Targeted Ads are Key

Random flashing banner advertisements may not get a second click when customers are browsing the Internet. But using a bank's customer profiles, along with information gleaned from customer on-line accounts and transactions, to deliver targeted

advertising when customers log-on to the bank could boost cross-sales and, finally, support a revenue model for on-line banking, says Daniel M. Schley, chairman and CEO of Home Financial Network.

HFN is beta testing its Integrated Marketing System, for use with its Home ATM and Internet ATM applications, that promises to deliver targeted marketing campaigns for banks that are much more successful than traditional attempts at cross-selling.

HFN says it has 28 bank clients, including six Integrion banks.
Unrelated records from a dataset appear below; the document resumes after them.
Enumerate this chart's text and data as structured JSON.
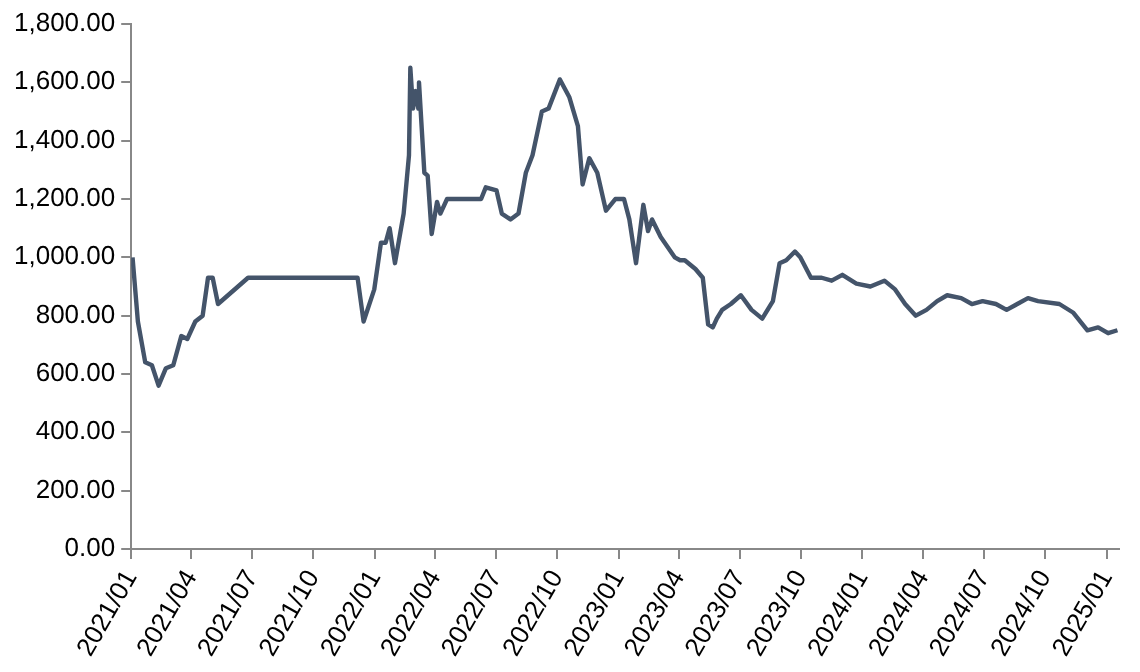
{
  "chart_data": {
    "type": "line",
    "marker": "none",
    "line_style": "solid",
    "legend": false,
    "xlim": [
      "2021-01-01",
      "2025-01-20"
    ],
    "xticks": [
      {
        "value": "2021-01-01",
        "label": "2021/01"
      },
      {
        "value": "2021-04-01",
        "label": "2021/04"
      },
      {
        "value": "2021-07-01",
        "label": "2021/07"
      },
      {
        "value": "2021-10-01",
        "label": "2021/10"
      },
      {
        "value": "2022-01-01",
        "label": "2022/01"
      },
      {
        "value": "2022-04-01",
        "label": "2022/04"
      },
      {
        "value": "2022-07-01",
        "label": "2022/07"
      },
      {
        "value": "2022-10-01",
        "label": "2022/10"
      },
      {
        "value": "2023-01-01",
        "label": "2023/01"
      },
      {
        "value": "2023-04-01",
        "label": "2023/04"
      },
      {
        "value": "2023-07-01",
        "label": "2023/07"
      },
      {
        "value": "2023-10-01",
        "label": "2023/10"
      },
      {
        "value": "2024-01-01",
        "label": "2024/01"
      },
      {
        "value": "2024-04-01",
        "label": "2024/04"
      },
      {
        "value": "2024-07-01",
        "label": "2024/07"
      },
      {
        "value": "2024-10-01",
        "label": "2024/10"
      },
      {
        "value": "2025-01-01",
        "label": "2025/01"
      }
    ],
    "ylim": [
      0,
      1800
    ],
    "yticks": [
      {
        "value": 0,
        "label": "0.00"
      },
      {
        "value": 200,
        "label": "200.00"
      },
      {
        "value": 400,
        "label": "400.00"
      },
      {
        "value": 600,
        "label": "600.00"
      },
      {
        "value": 800,
        "label": "800.00"
      },
      {
        "value": 1000,
        "label": "1,000.00"
      },
      {
        "value": 1200,
        "label": "1,200.00"
      },
      {
        "value": 1400,
        "label": "1,400.00"
      },
      {
        "value": 1600,
        "label": "1,600.00"
      },
      {
        "value": 1800,
        "label": "1,800.00"
      }
    ],
    "x": [
      "2021-01-03",
      "2021-01-11",
      "2021-01-22",
      "2021-02-01",
      "2021-02-11",
      "2021-02-22",
      "2021-03-05",
      "2021-03-17",
      "2021-03-26",
      "2021-04-07",
      "2021-04-18",
      "2021-04-26",
      "2021-05-03",
      "2021-05-11",
      "2021-06-25",
      "2021-12-06",
      "2021-12-15",
      "2021-12-31",
      "2022-01-10",
      "2022-01-17",
      "2022-01-23",
      "2022-01-31",
      "2022-02-13",
      "2022-02-21",
      "2022-02-23",
      "2022-02-27",
      "2022-03-03",
      "2022-03-07",
      "2022-03-08",
      "2022-03-16",
      "2022-03-21",
      "2022-03-27",
      "2022-04-04",
      "2022-04-09",
      "2022-04-19",
      "2022-06-09",
      "2022-06-16",
      "2022-07-02",
      "2022-07-10",
      "2022-07-23",
      "2022-08-04",
      "2022-08-15",
      "2022-08-25",
      "2022-09-08",
      "2022-09-18",
      "2022-10-05",
      "2022-10-19",
      "2022-11-01",
      "2022-11-08",
      "2022-11-18",
      "2022-11-30",
      "2022-12-13",
      "2022-12-27",
      "2023-01-09",
      "2023-01-17",
      "2023-01-27",
      "2023-02-07",
      "2023-02-14",
      "2023-02-20",
      "2023-03-05",
      "2023-03-26",
      "2023-04-03",
      "2023-04-10",
      "2023-04-26",
      "2023-05-07",
      "2023-05-15",
      "2023-05-22",
      "2023-05-28",
      "2023-06-05",
      "2023-06-18",
      "2023-07-03",
      "2023-07-19",
      "2023-08-04",
      "2023-08-20",
      "2023-08-30",
      "2023-09-09",
      "2023-09-22",
      "2023-09-30",
      "2023-10-16",
      "2023-11-01",
      "2023-11-16",
      "2023-12-02",
      "2023-12-23",
      "2024-01-13",
      "2024-02-03",
      "2024-02-19",
      "2024-03-05",
      "2024-03-21",
      "2024-04-06",
      "2024-04-22",
      "2024-05-07",
      "2024-05-28",
      "2024-06-13",
      "2024-06-29",
      "2024-07-19",
      "2024-08-04",
      "2024-08-20",
      "2024-09-05",
      "2024-09-20",
      "2024-10-22",
      "2024-11-12",
      "2024-12-03",
      "2024-12-19",
      "2025-01-03",
      "2025-01-17"
    ],
    "series": [
      {
        "color": "#44546a",
        "values": [
          1000,
          780,
          640,
          630,
          560,
          620,
          630,
          730,
          720,
          780,
          800,
          930,
          930,
          840,
          930,
          930,
          780,
          890,
          1050,
          1050,
          1100,
          980,
          1150,
          1350,
          1650,
          1510,
          1570,
          1510,
          1600,
          1290,
          1280,
          1080,
          1190,
          1150,
          1200,
          1200,
          1240,
          1230,
          1150,
          1130,
          1150,
          1290,
          1350,
          1500,
          1510,
          1610,
          1550,
          1450,
          1250,
          1340,
          1290,
          1160,
          1200,
          1200,
          1130,
          980,
          1180,
          1090,
          1130,
          1070,
          1000,
          990,
          990,
          960,
          930,
          770,
          760,
          790,
          820,
          840,
          870,
          820,
          790,
          850,
          980,
          990,
          1020,
          1000,
          930,
          930,
          920,
          940,
          910,
          900,
          920,
          890,
          840,
          800,
          820,
          850,
          870,
          860,
          840,
          850,
          840,
          820,
          840,
          860,
          850,
          840,
          810,
          750,
          760,
          740,
          750
        ]
      }
    ]
  }
}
At least four are planning to use the Integrated Marketing System when it's launched in the first quarter, says Schley, who declined to name his clients. The product price includes a one-time license fee and monthly maintenance charges.
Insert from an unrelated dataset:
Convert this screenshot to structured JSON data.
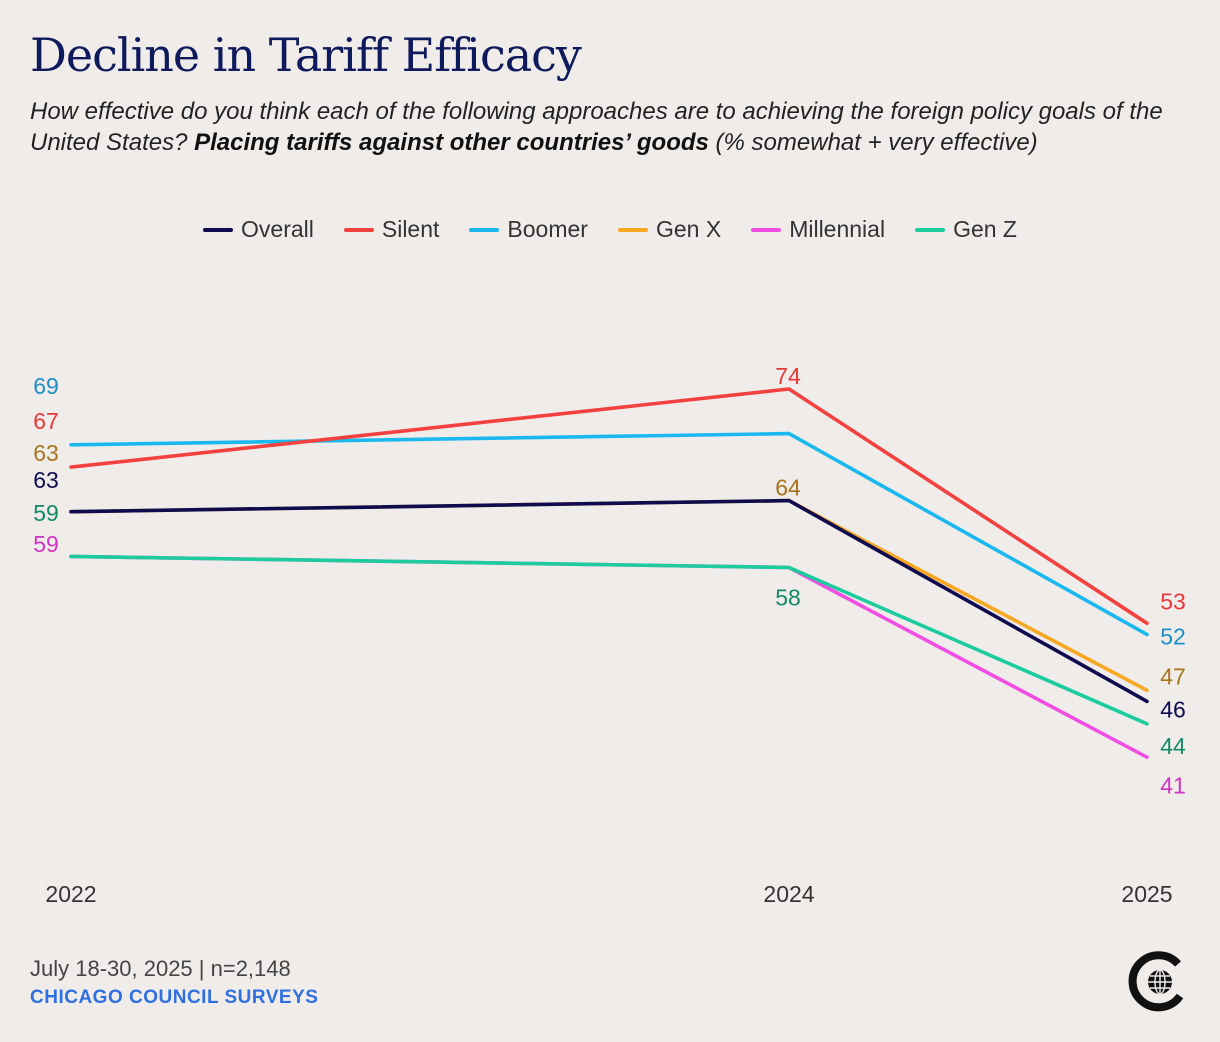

Schley says the system was developed in response to customers who a year ago desperately needed to be in the on-line marketplace at any cost, but are now getting anxious about producing revenue. "What we're finding is there's a great deal of scrutiny now, not only on the economics of home banking, but also specifically with respect to generating (revenue) or turning home banking into a profitable channel."

Experts in on-line advertising say that targeting is the key to increasing the "click-through" rates of Internet banner advertisements- currently the most common measure of success. Evan Neufeld, senior analyst in on-line advertising at Jupiter Communications in New York, says one company was able to increase click-through rates from the standard one-to- two percent to 50 percent with targeted ads. "The preliminary indications seem to be that targeting, whether it's targeting by context or targeting by kind of third-party technologies, really raises click-throughs much beyond what they are normally and what they would be in other analogous mediums like direct mail."